Sarah Gilbert, professor of vaccinology at the Jenner Institute, said: “We have had a lot of interest already from people over the age of 55 years who were not eligible to take part in the Phase-1 study, and we will now be able to include older age groups to continue the vaccine assessment. We will also be including more study sites, in different parts of the country.”

Saul Faust, professor of paediatric immunology and infectious diseases at the University of Southampton, which is also working on the trials, said: “We would now very much like to invite people from the Southampton area whose work brings them into possible contact with Covid patients or who are healthy and in the older age groups to take part in the next stage of trials of this Oxford Covid vaccine."

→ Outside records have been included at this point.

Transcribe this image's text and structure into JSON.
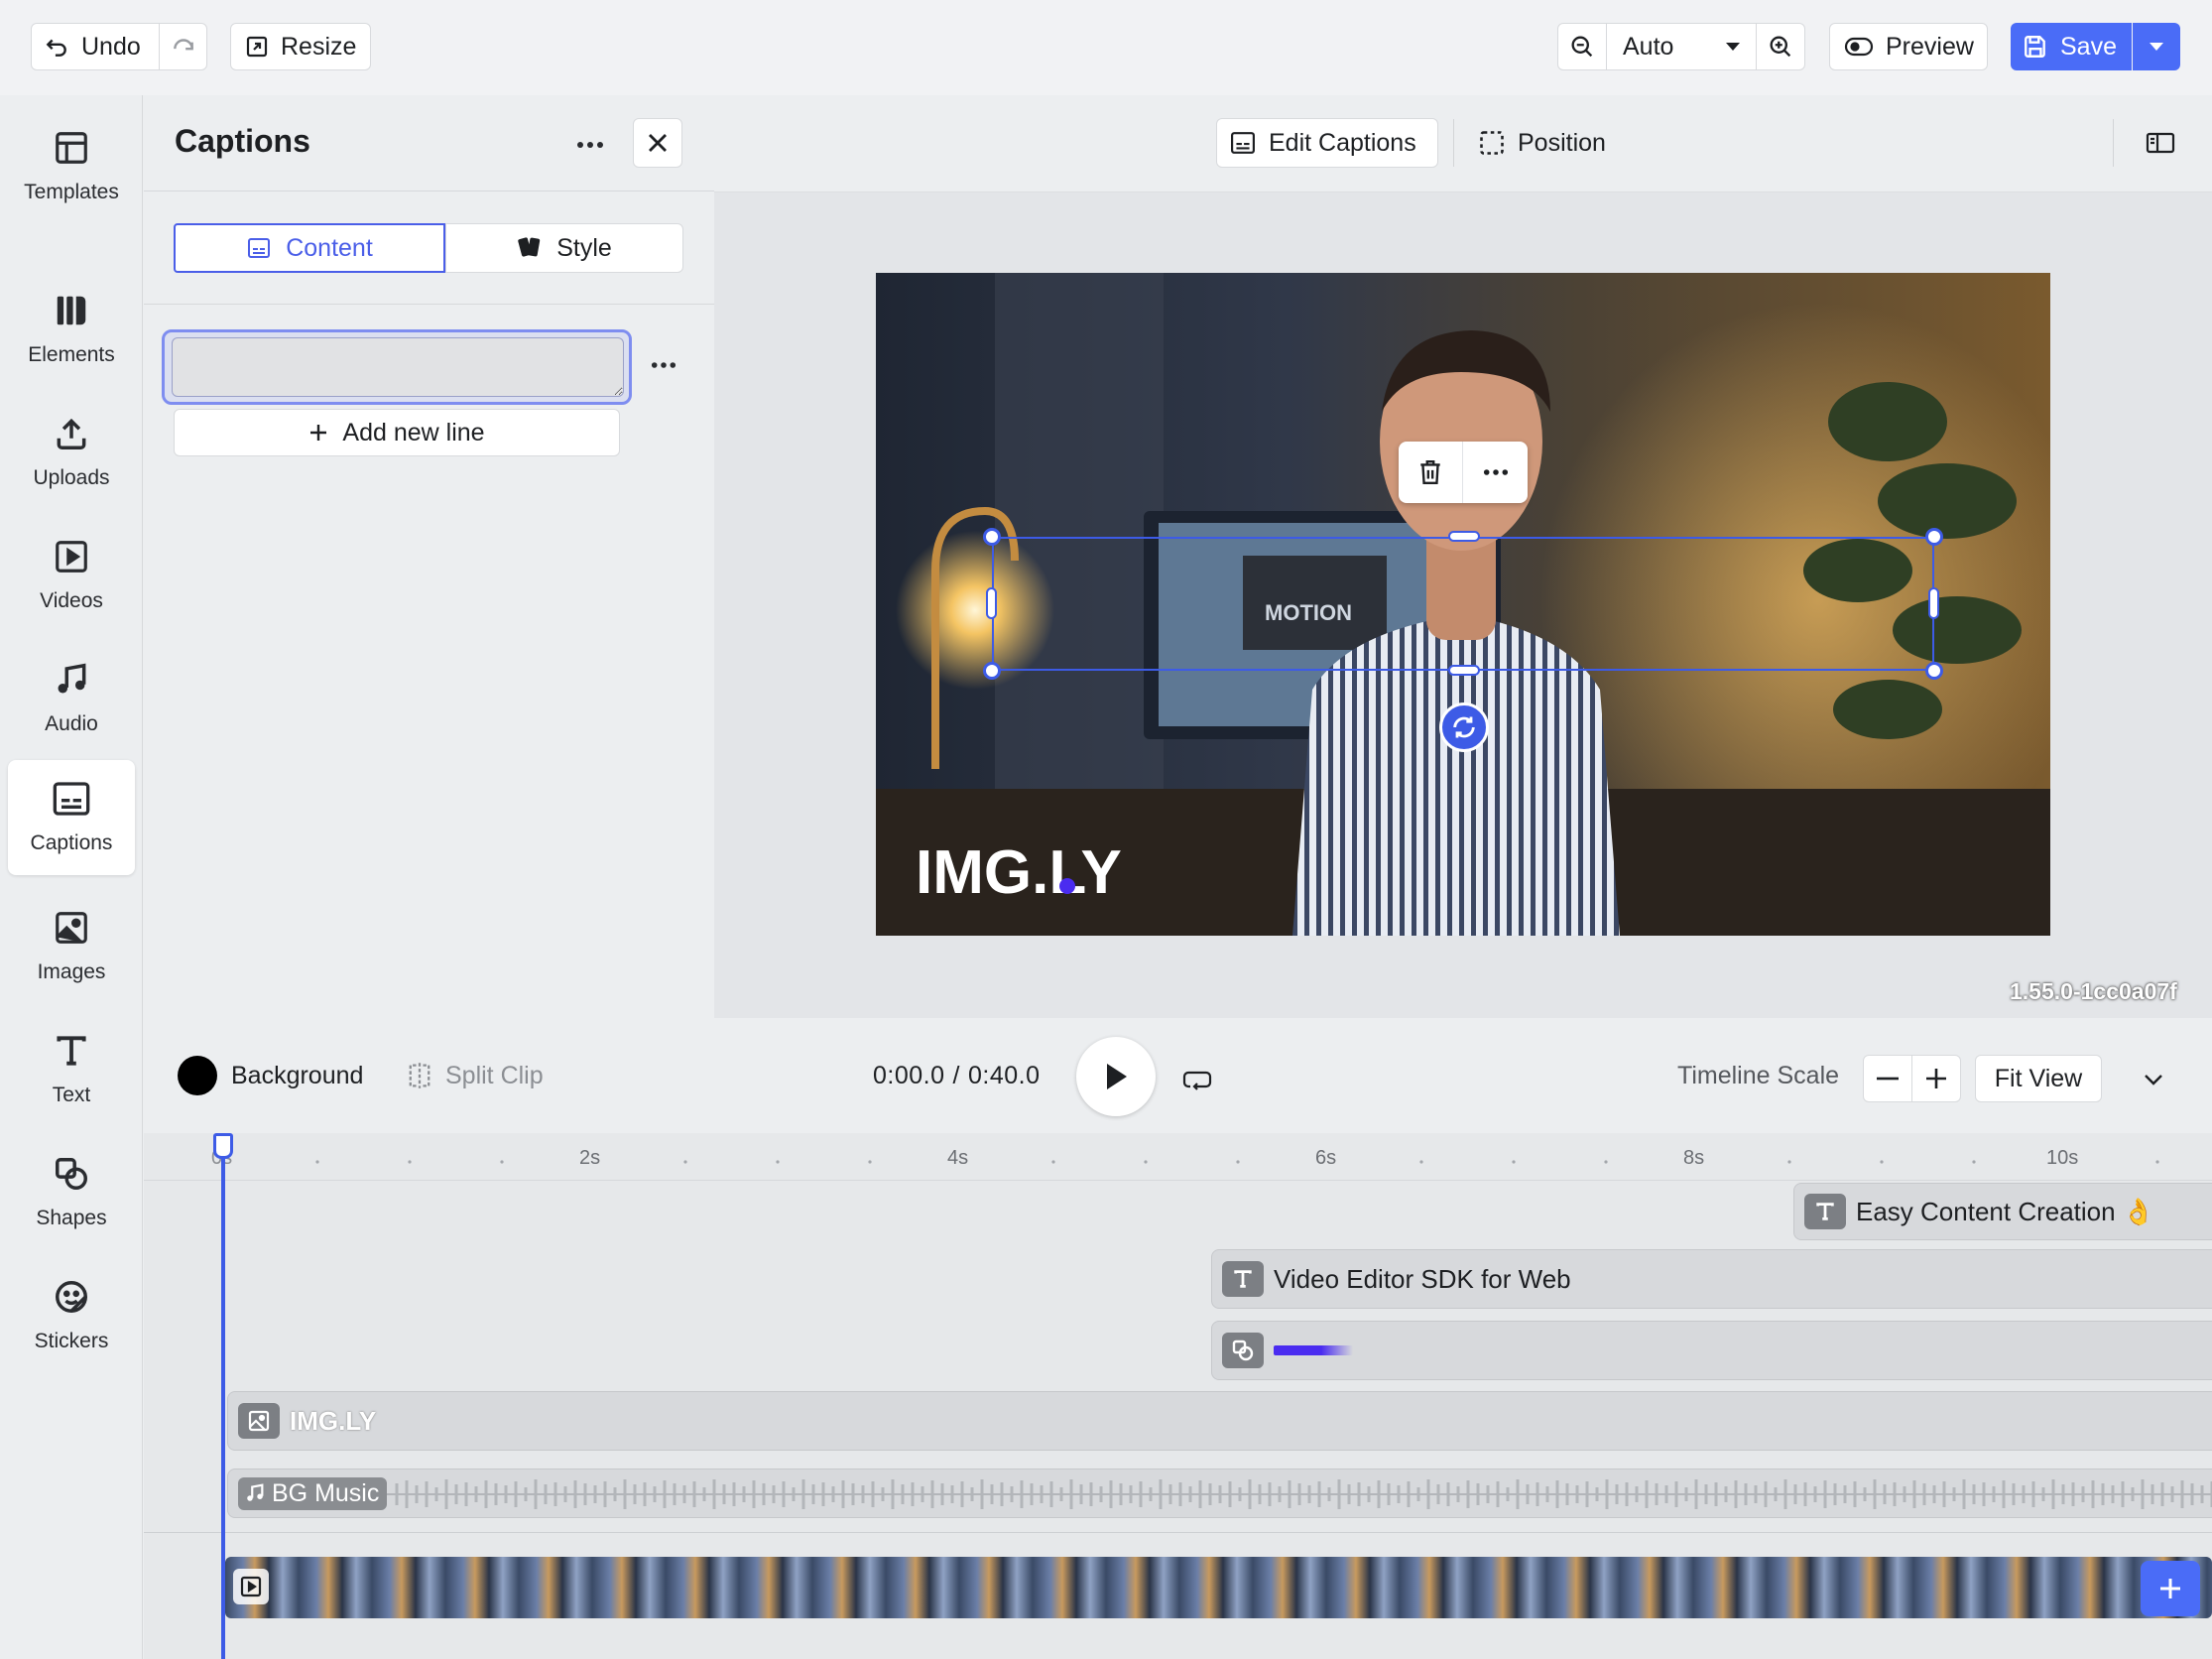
{
  "topbar": {
    "undo_label": "Undo",
    "resize_label": "Resize",
    "zoom_value": "Auto",
    "preview_label": "Preview",
    "save_label": "Save"
  },
  "rail": {
    "items": [
      {
        "label": "Templates",
        "icon": "templates-icon"
      },
      {
        "label": "Elements",
        "icon": "elements-icon"
      },
      {
        "label": "Uploads",
        "icon": "upload-icon"
      },
      {
        "label": "Videos",
        "icon": "video-icon"
      },
      {
        "label": "Audio",
        "icon": "music-icon"
      },
      {
        "label": "Captions",
        "icon": "captions-icon",
        "active": true
      },
      {
        "label": "Images",
        "icon": "image-icon"
      },
      {
        "label": "Text",
        "icon": "text-icon"
      },
      {
        "label": "Shapes",
        "icon": "shapes-icon"
      },
      {
        "label": "Stickers",
        "icon": "sticker-icon"
      }
    ]
  },
  "panel": {
    "title": "Captions",
    "tabs": [
      {
        "label": "Content",
        "active": true
      },
      {
        "label": "Style",
        "active": false
      }
    ],
    "caption_input_value": "",
    "add_line_label": "Add new line"
  },
  "canvas": {
    "edit_captions_label": "Edit Captions",
    "position_label": "Position",
    "video_overlay_text": "MOTION",
    "logo_text": "IMG.LY",
    "version": "1.55.0-1cc0a07f"
  },
  "timeline": {
    "background_label": "Background",
    "split_clip_label": "Split Clip",
    "time_current": "0:00.0",
    "time_total": "0:40.0",
    "time_separator": "/",
    "scale_label": "Timeline Scale",
    "fit_view_label": "Fit View",
    "ruler_ticks": [
      "0s",
      "2s",
      "4s",
      "6s",
      "8s",
      "10s"
    ],
    "clips": {
      "text1": "Easy Content Creation 👌",
      "text2": "Video Editor SDK for Web",
      "logo": "IMG.LY",
      "music": "BG Music"
    }
  },
  "colors": {
    "accent": "#4a5ee8",
    "save": "#4a6cf7",
    "canvas_bg": "#e3e5e8"
  }
}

“This is one of only four vaccine trials underway worldwide and could pave the way for a vaccine to be delivered later this year.”

TAKEAWAYS

  • Much about the coronavirus remains little understood. So it may be premature to celebrate.
  • Sure, hope springs eternal...and vaccines can now be developed sooner, in months instead of years as scientists collaborate (aided by cloud databases, sharing information in a flash) while vaccine makers have had decades of experience in mass production.
  • An effective COVID-19 vaccine should follow the same route started by Dr. Edward Jenner in the 1790s and Dr. Hilary Koprowski with polio in the 1950s, in order to save lives, with no regard for race, creed.
  • What the world needs right now is a COVID-19 vaccine that works for everyone, is safe and effective, without causing harm.
  • Any advances must be available to all countries — and distributed evenly — so the world can get back on its feet.
  • A heightened collective effort is needed to prepare for the next potential pandemic.
  • Research on viruses should have greater oversight, preferably by a global body, and should not be the exclusive discretion or domain of one nation.
  • Open science, a regime of shared resources, should be adopted in research on viruses, especially those with pandemic potential, instead of obfuscation and muzzling/punishing scientists or clinicians who report it.
  • A global platform to report the first signs of a fresh outbreak would be immeasurably helpful in this regard.
  • Failing to do so would increase mistrust, and result in more pain for the world.
  • Mistrust could lead to an undesirable "new normal", where individual states may resort to instant lockdowns at the earliest hint of another viral outbreak, crushing human development, and worse — possibly triggering a catastrophic conflict nobody wants.
  • Vaccine development should not a for-profit exercise.
  • No company should be allowed to patent a virus, such as the coronavirus, or its isolated genes. Laws that allow it should be on the table for review.